Coldplay's lead single from their ninth album finds Chris Martin trying to maximize his potential as he finds common ground through the power of love:
I'm so happy that I'm alive
Happy I'm alive at the same time as you
The power of music:
I'm buzzin' night after night after night
This joy is electric
And divine power:
When for so long I'd been down on my knees
Then your love song saved me over and over
Coldplay wrote the bright '80s-inspired pop song with:
Denise Carite (Katy Perry's "Pendulum").
Argentinian jazz pianist Federico Vindver, who co-wrote all but one track on Kanye West's Jesus Is King.
Swedish pop producer Max Martin.
The band recorded the song in London, Stockholm, and Los Angeles with Max Martin and his fellow Swede, Oscar Holter. It is Coldplay's first collaboration with Martin, whom they described as "a true wonder of the universe." Chris Martin first met the hitmaker at a Rihanna concert in the mid-2010s and they became friends.
Coldplay told BBC Radio 2's Zoe Ball this synthpop banger originated with them "trying to imagine what music might sound like on other planets, and trying to imagine being those other acts, so we're not thinking of ourselves as being the band Coldplay from England."
Chris Martin came up with the title first, but tried in vain to find the melody and lyrics to go with it. Then one day early in 2020 the singer was staying in a place where "the sink was very resonant." Martin started playing drums on the sink and came up with a beat, which he recorded on his phone. Then he went to the keyboard and the song landed using that sink beat.
"So thank you to that sink," Martin added. "That's great plumbing."
Chris Martin wanted to use the "Higher Power" title for a while. "If you go on my phone, there's like 15 abandoned 'Higher Powers' that aren't that good. Voice notes," he told Apple Music's Zane Lowe. "And then it just dropped through that song."
Coldplay previewed "Higher Power" during a special link-up with French ESA astronaut Thomas Pesquet on board the International Space Station prior to its release on May 7, 2021. Branded as a form of "extraterrestrial transmission," the song's premiere followed a conversation that touched on similarities between life on tour and life on the ISS. "Really it's one big allegory," Martin told him about 'Higher Power." "The song is about trying to find the astronaut in all of us, the person that can do amazing things."

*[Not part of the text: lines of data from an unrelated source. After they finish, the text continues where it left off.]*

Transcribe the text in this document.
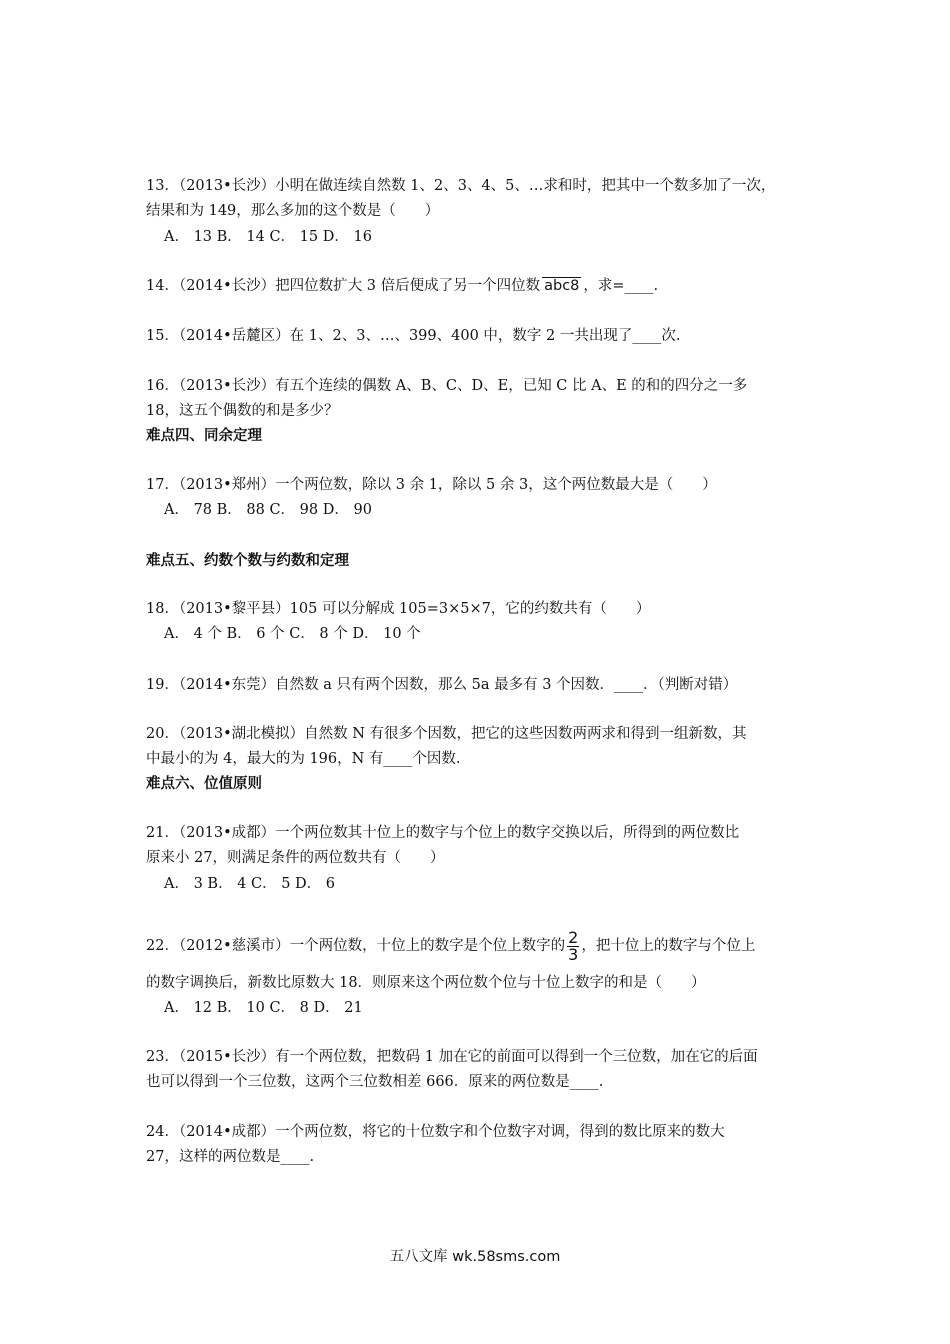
13．（2013•长沙）小明在做连续自然数 1、2、3、4、5、…求和时，把其中一个数多加了一次，
结果和为 149，那么多加的这个数是（　　）
A． 13 B． 14 C． 15 D． 16
14．（2014•长沙）把四位数扩大 3 倍后便成了另一个四位数 abc8 ，求=____.
15．（2014•岳麓区）在 1、2、3、…、399、400 中，数字 2 一共出现了____次.
16．（2013•长沙）有五个连续的偶数 A、B、C、D、E，已知 C 比 A、E 的和的四分之一多
18，这五个偶数的和是多少？
难点四、同余定理
17．（2013•郑州）一个两位数，除以 3 余 1，除以 5 余 3，这个两位数最大是（　　）
A． 78 B． 88 C． 98 D． 90
难点五、约数个数与约数和定理
18．（2013•黎平县）105 可以分解成 105=3×5×7，它的约数共有（　　）
A． 4 个 B． 6 个 C． 8 个 D． 10 个
19．（2014•东莞）自然数 a 只有两个因数，那么 5a 最多有 3 个因数．____．（判断对错）
20．（2013•湖北模拟）自然数 N 有很多个因数，把它的这些因数两两求和得到一组新数，其
中最小的为 4，最大的为 196，N 有____个因数.
难点六、位值原则
21．（2013•成都）一个两位数其十位上的数字与个位上的数字交换以后，所得到的两位数比
原来小 27，则满足条件的两位数共有（　　）
A． 3 B． 4 C． 5 D． 6
22．（2012•慈溪市）一个两位数，十位上的数字是个位上数字的 $\frac{2}{3}$ ，把十位上的数字与个位上
的数字调换后，新数比原数大 18．则原来这个两位数个位与十位上数字的和是（　　）
A． 12 B． 10 C． 8 D． 21
23．（2015•长沙）有一个两位数，把数码 1 加在它的前面可以得到一个三位数，加在它的后面
也可以得到一个三位数，这两个三位数相差 666．原来的两位数是____.
24．（2014•成都）一个两位数，将它的十位数字和个位数字对调，得到的数比原来的数大
27，这样的两位数是____.
五八文库 wk.58sms.com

During the first verse, Chris Martin says "I'm like a broken record" twice, before repeating it backwards. This illustrates how everything is going wrong for him until he gets divine power after calling God on his "heavenly phone."
Paul Dugdale (Adele, Ed Sheeran) directed the music video, which sees Coldplay perform on an empty lot as holograms of alien-like beings dance around them.

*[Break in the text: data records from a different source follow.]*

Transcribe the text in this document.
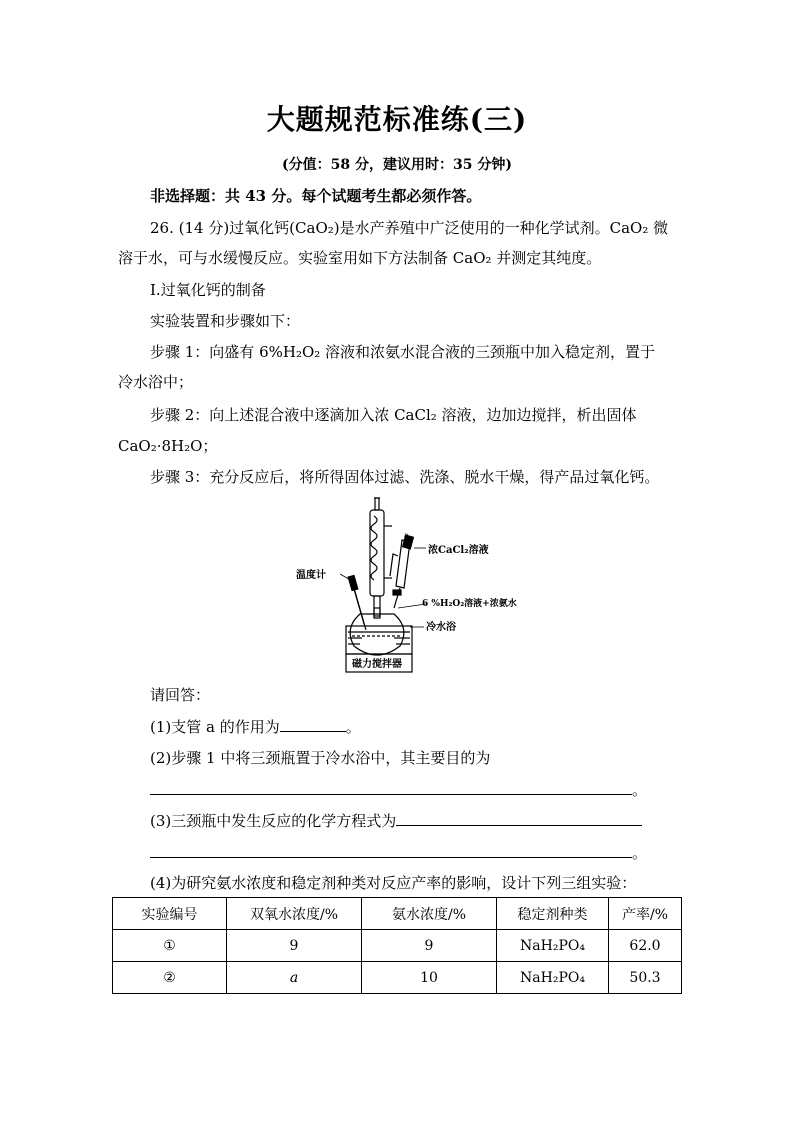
大题规范标准练(三)
(分值：58 分，建议用时：35 分钟)
非选择题：共 43 分。每个试题考生都必须作答。
26. (14 分)过氧化钙(CaO₂)是水产养殖中广泛使用的一种化学试剂。CaO₂ 微
溶于水，可与水缓慢反应。实验室用如下方法制备 CaO₂ 并测定其纯度。
Ⅰ.过氧化钙的制备
实验装置和步骤如下：
步骤 1：向盛有 6%H₂O₂ 溶液和浓氨水混合液的三颈瓶中加入稳定剂，置于
冷水浴中；
步骤 2：向上述混合液中逐滴加入浓 CaCl₂ 溶液，边加边搅拌，析出固体
CaO₂·8H₂O；
步骤 3：充分反应后，将所得固体过滤、洗涤、脱水干燥，得产品过氧化钙。
浓CaCl₂溶液
a
温度计
6 %H₂O₂溶液+浓氨水
冷水浴
磁力搅拌器
请回答：
(1)支管 a 的作用为	。
(2)步骤 1 中将三颈瓶置于冷水浴中，其主要目的为
。
(3)三颈瓶中发生反应的化学方程式为
。
(4)为研究氨水浓度和稳定剂种类对反应产率的影响，设计下列三组实验：
实验编号	双氧水浓度/%	氨水浓度/%	稳定剂种类	产率/%
①	9	9	NaH₂PO₄	62.0
②	a	10	NaH₂PO₄	50.3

The band played the song live for the first time on the May 9, 2021 Coldplay-themed episode of American Idol. Chris Martin acted as a mentor to help contestants prepare for their Coldplay cover performances.
Dave Meyers (Taylor Swift, Billie Eilish) directed the video, which sees Coldplay perform on the planet of Kaotica. The imaginary world is populated by robot dogs, giant holograms, and a street-gang of dancing aliens portrayed by Seoul's Ambiguous Dance Company.

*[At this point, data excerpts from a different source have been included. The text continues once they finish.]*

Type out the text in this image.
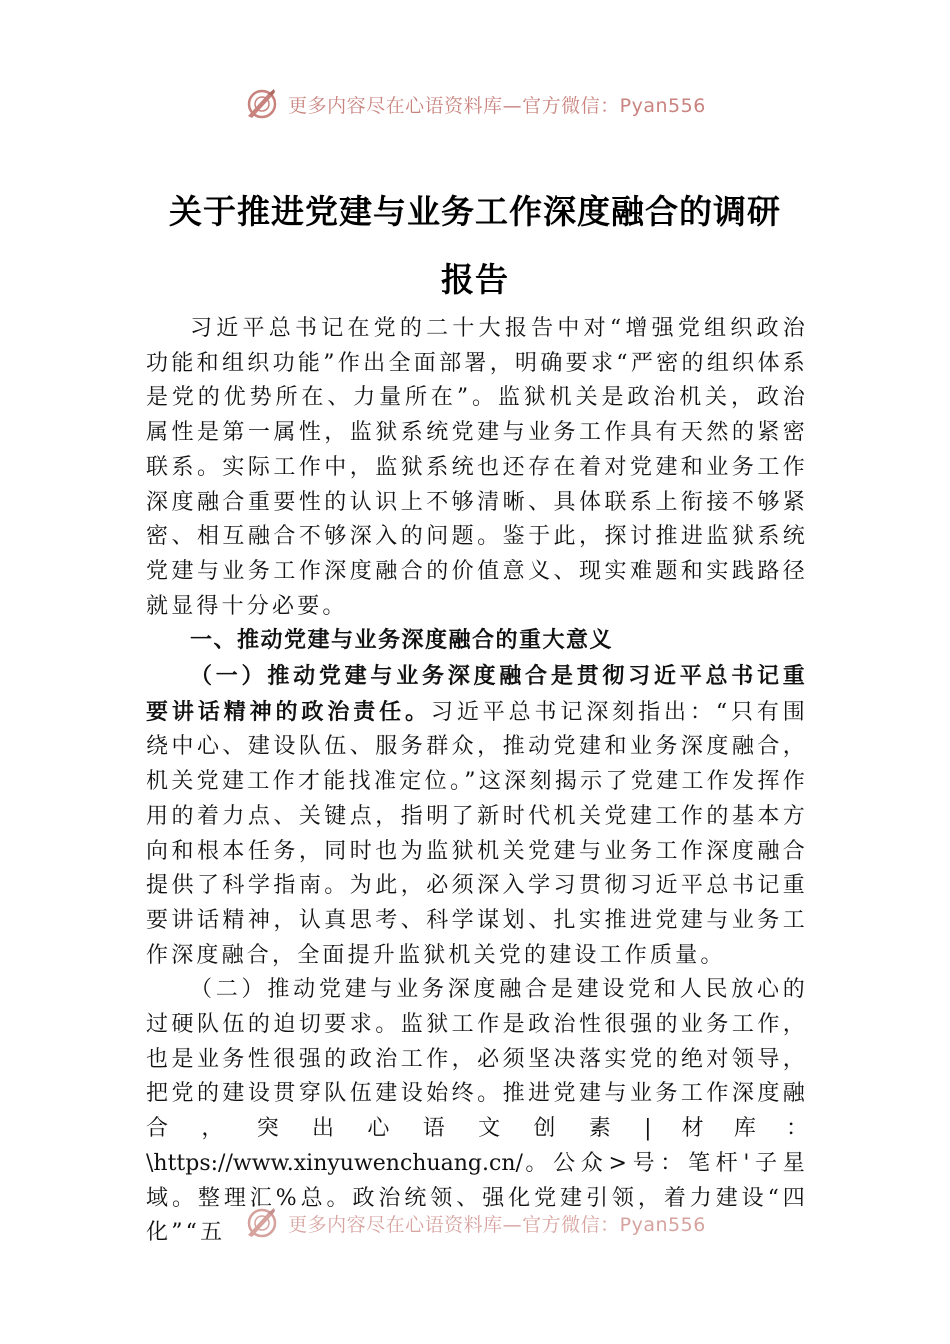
更多内容尽在心语资料库—官方微信：Pyan556
关于推进党建与业务工作深度融合的调研
报告

习近平总书记在党的二十大报告中对“增强党组织政治功能和组织功能”作出全面部署，明确要求“严密的组织体系是党的优势所在、力量所在”。监狱机关是政治机关，政治属性是第一属性，监狱系统党建与业务工作具有天然的紧密联系。实际工作中，监狱系统也还存在着对党建和业务工作深度融合重要性的认识上不够清晰、具体联系上衔接不够紧密、相互融合不够深入的问题。鉴于此，探讨推进监狱系统党建与业务工作深度融合的价值意义、现实难题和实践路径就显得十分必要。

一、推动党建与业务深度融合的重大意义

（一）推动党建与业务深度融合是贯彻习近平总书记重要讲话精神的政治责任。习近平总书记深刻指出：“只有围绕中心、建设队伍、服务群众，推动党建和业务深度融合，机关党建工作才能找准定位。”这深刻揭示了党建工作发挥作用的着力点、关键点，指明了新时代机关党建工作的基本方向和根本任务，同时也为监狱机关党建与业务工作深度融合提供了科学指南。为此，必须深入学习贯彻习近平总书记重要讲话精神，认真思考、科学谋划、扎实推进党建与业务工作深度融合，全面提升监狱机关党的建设工作质量。

（二）推动党建与业务深度融合是建设党和人民放心的过硬队伍的迫切要求。监狱工作是政治性很强的业务工作，也是业务性很强的政治工作，必须坚决落实党的绝对领导，把党的建设贯穿队伍建设始终。推进党建与业务工作深度融合，突出心语文创素|材库：\https://www.xinyuwenchuang.cn/。公众>号：笔杆'子星域。整理汇%总。政治统领、强化党建引领，着力建设“四化”“五	更多内容尽在心语资料库—官方微信：Pyan556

Meyers said the clip is a metaphor for how isolated everyone has felt amid the global pandemic. "Right now, we all feel alienated, far removed from our world, almost like we're on an alien planet," he explained. "And ultimately we find love in the streets and that euphoria shoots us off into the stratosphere of our own energy and higher power."
The intergalactic video is the first of a planned three-part "melodic orbit" entitled Music of the Spheres. Chris Martin said the music for this song and the rest of the album came to life after he watched the Star Wars movies and wondered what music on other planets sounds like.
"It led us to imagining this whole other place called 'the spheres,' which is like a group of planets, like a solar system with lots of different places and creatures and stuff," he said. "And what I found is when you've imagined a place like that, you can sort of become any artist within that. It's a very freeing thing to take yourself out of Coldplay and just think: 'OK, I'm not even human, what does music sound like?"